Sometimes
when I write I find that I dance around issues, trying so hard to
miss out the less pleasant bits of my life that I tie myself in
knots. But the world is changing, particularly the world of social
media. “Honesty” is clearly now acceptable, and so I am going to
give it a go. Warts and all.
You
see, my bowels don't work properly. I have written before about the
extensive surgery I had to have 30 years ago (10 operations over five
years on my lower abdomen, three more 12 years later, and two for
altogether other reasons) and I have hinted at the long period of
recovery I had back then. I wrote about it positively because it
certainly was positive – and it fed my love of cycling, which has
grown and grown ever since.
But
my treatment also damaged my bowels. For a time whilst I underwent
radiotherapy I had a temporary colostomy, and I was too ashamed of it
even to tell some of my close friends. I kept the full “horror”

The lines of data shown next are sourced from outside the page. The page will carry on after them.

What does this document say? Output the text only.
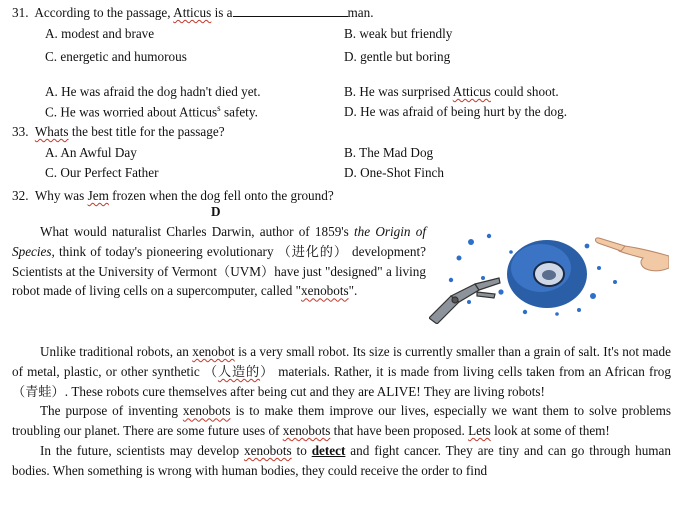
31. According to the passage, Atticus is a	man.
A. modest and brave	B. weak but friendly
C. energetic and humorous	D. gentle but boring
A. He was afraid the dog hadn't died yet.	B. He was surprised Atticus could shoot.
C. He was worried about Atticus$^s$ safety.	D. He was afraid of being hurt by the dog.
33. Whats the best title for the passage?
A. An Awful Day	B. The Mad Dog
C. Our Perfect Father	D. One-Shot Finch
32. Why was Jem frozen when the dog fell onto the ground?
D

What would naturalist Charles Darwin, author of 1859's the Origin of Species, think of today's pioneering evolutionary （进化的） development? Scientists at the University of Vermont（UVM）have just "designed" a living robot made of living cells on a supercomputer, called "xenobots".

Unlike traditional robots, an xenobot is a very small robot. Its size is currently smaller than a grain of salt. It's not made of metal, plastic, or other synthetic （人造的） materials. Rather, it is made from living cells taken from an African frog（青蛙）. These robots cure themselves after being cut and they are ALIVE! They are living robots!

The purpose of inventing xenobots is to make them improve our lives, especially we want them to solve problems troubling our planet. There are some future uses of xenobots that have been proposed. Lets look at some of them!

In the future, scientists may develop xenobots to detect and fight cancer. They are tiny and can go through human bodies. When something is wrong with human bodies, they could receive the order to find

of it from my parents, with whom I officially lived at the time (I
was 19 years old). I was traumatised – and I just couldn't wait for
the colostomy to be reversed. I was scared it never would be. When it
was, probably too early, I got bowel adhesions. I couldn't eat for
six weeks and I went down to 5 st 10 lb. Eventually, after accepting
the inevitability of death, I somehow recovered. My body just decided
to get better.
But
the bowel adhesions persisted, and the radiotherapy had burned me
inside, scarring me irreparably. Ever since then I have had episodes
of blockage which are excruciating. I also have sickness, diarrhoea,
constipation, faecal incontinence, and never, ever, a fully normal
day. Each day I go to the loo between 0 and 20 times, at any hour of
the clock. I get virtually no warning. In thirty years, I have
probably had a “one
trip to the loo and then forget about it”

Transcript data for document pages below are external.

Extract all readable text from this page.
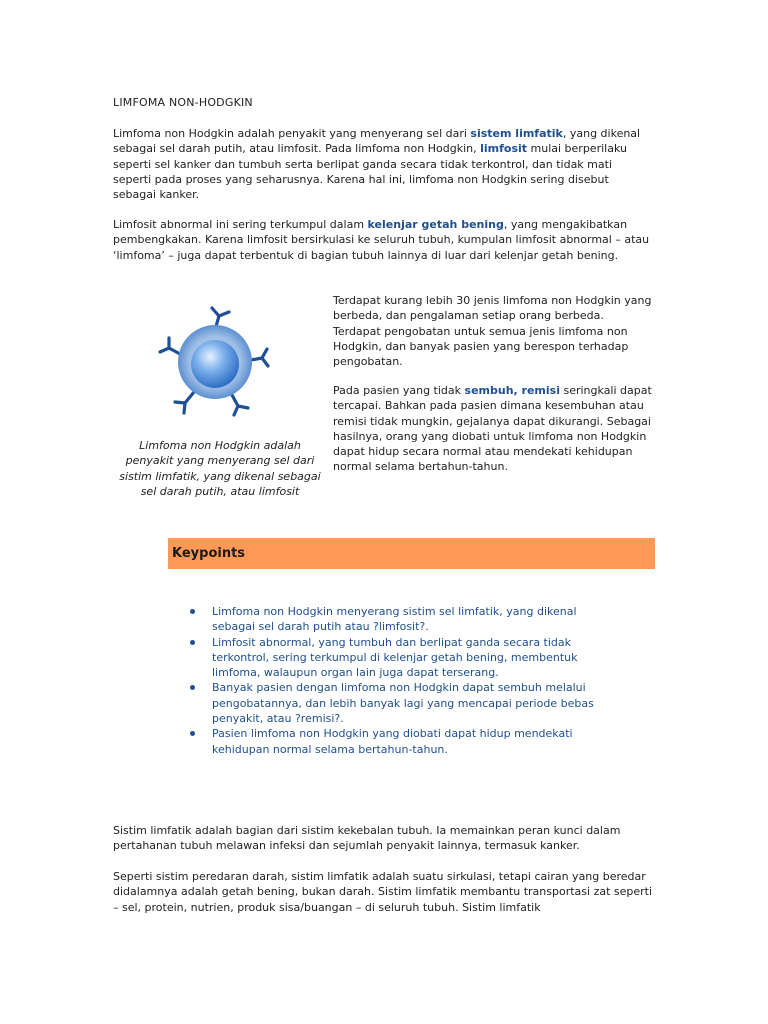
LIMFOMA NON-HODGKIN

Limfoma non Hodgkin adalah penyakit yang menyerang sel dari sistem limfatik, yang dikenal sebagai sel darah putih, atau limfosit. Pada limfoma non Hodgkin, limfosit mulai berperilaku seperti sel kanker dan tumbuh serta berlipat ganda secara tidak terkontrol, dan tidak mati seperti pada proses yang seharusnya. Karena hal ini, limfoma non Hodgkin sering disebut sebagai kanker.

Limfosit abnormal ini sering terkumpul dalam kelenjar getah bening, yang mengakibatkan pembengkakan. Karena limfosit bersirkulasi ke seluruh tubuh, kumpulan limfosit abnormal – atau ‘limfoma’ – juga dapat terbentuk di bagian tubuh lainnya di luar dari kelenjar getah bening.

Limfoma non Hodgkin adalah penyakit yang menyerang sel dari sistim limfatik, yang dikenal sebagai sel darah putih, atau limfosit

Terdapat kurang lebih 30 jenis limfoma non Hodgkin yang berbeda, dan pengalaman setiap orang berbeda. Terdapat pengobatan untuk semua jenis limfoma non Hodgkin, dan banyak pasien yang berespon terhadap pengobatan.

Pada pasien yang tidak sembuh, remisi seringkali dapat tercapai. Bahkan pada pasien dimana kesembuhan atau remisi tidak mungkin, gejalanya dapat dikurangi. Sebagai hasilnya, orang yang diobati untuk limfoma non Hodgkin dapat hidup secara normal atau mendekati kehidupan normal selama bertahun-tahun.

Keypoints
Limfoma non Hodgkin menyerang sistim sel limfatik, yang dikenal sebagai sel darah putih atau ?limfosit?.
Limfosit abnormal, yang tumbuh dan berlipat ganda secara tidak terkontrol, sering terkumpul di kelenjar getah bening, membentuk limfoma, walaupun organ lain juga dapat terserang.
Banyak pasien dengan limfoma non Hodgkin dapat sembuh melalui pengobatannya, dan lebih banyak lagi yang mencapai periode bebas penyakit, atau ?remisi?.
Pasien limfoma non Hodgkin yang diobati dapat hidup mendekati kehidupan normal selama bertahun-tahun.

Sistim limfatik adalah bagian dari sistim kekebalan tubuh. Ia memainkan peran kunci dalam pertahanan tubuh melawan infeksi dan sejumlah penyakit lainnya, termasuk kanker.

Seperti sistim peredaran darah, sistim limfatik adalah suatu sirkulasi, tetapi cairan yang beredar didalamnya adalah getah bening, bukan darah. Sistim limfatik membantu transportasi zat seperti – sel, protein, nutrien, produk sisa/buangan – di seluruh tubuh. Sistim limfatik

day maybe half a dozen times.
I
had an unconnected operation five years ago, and the surgeon, in
addition to doing the job he'd planned, spent 2 ½ hours dividing
adhesions. He said to me afterwards that my bowels were such a
jumbled mess that he was surprised I could go to the loo at all.
This
condition has a name no-one has heard of, and it's not life threatening. The doctors are
not interested because nothing can be prescribed for it. And yet the
fear of it affects me every minute of every day. It's cost me my job,
and it regularly renders me housebound. It distresses my husband
monumentally. It stops me riding my bike, and it interferes with
every plan I make.
So
my point – what is it? Well it's this. If you search Youtube you
can watch a lovely pretty 23 year-old girl called Laura change
her ostomy bag.
You can see a gorgeous guy demonstrate what he does with his bag to
secure it when he's surfing. You can see a model in a bikini, her
ostomy bag showing above her bikini on her simply stunning body.
These
people don't hide their issues, they get on with life, honestly and
grasping every opportunity. I applaud the element of openness and
honesty that social media has facilitated for these people and I
admire each of them immensely. Social media helps people to find
support amongst others who are in the same boat as them, but half a
world away. The support changes opinions, and the exposure changes
attitudes. There are critics, but I am not one of them.
If
I'd been able to be find inspiration from these people thirty years
ago, I think my attitude to my colostomy might have been much more
positive. And now, on some of my worst days I find myself thinking –
how might my life have been, if I'd kept that bag?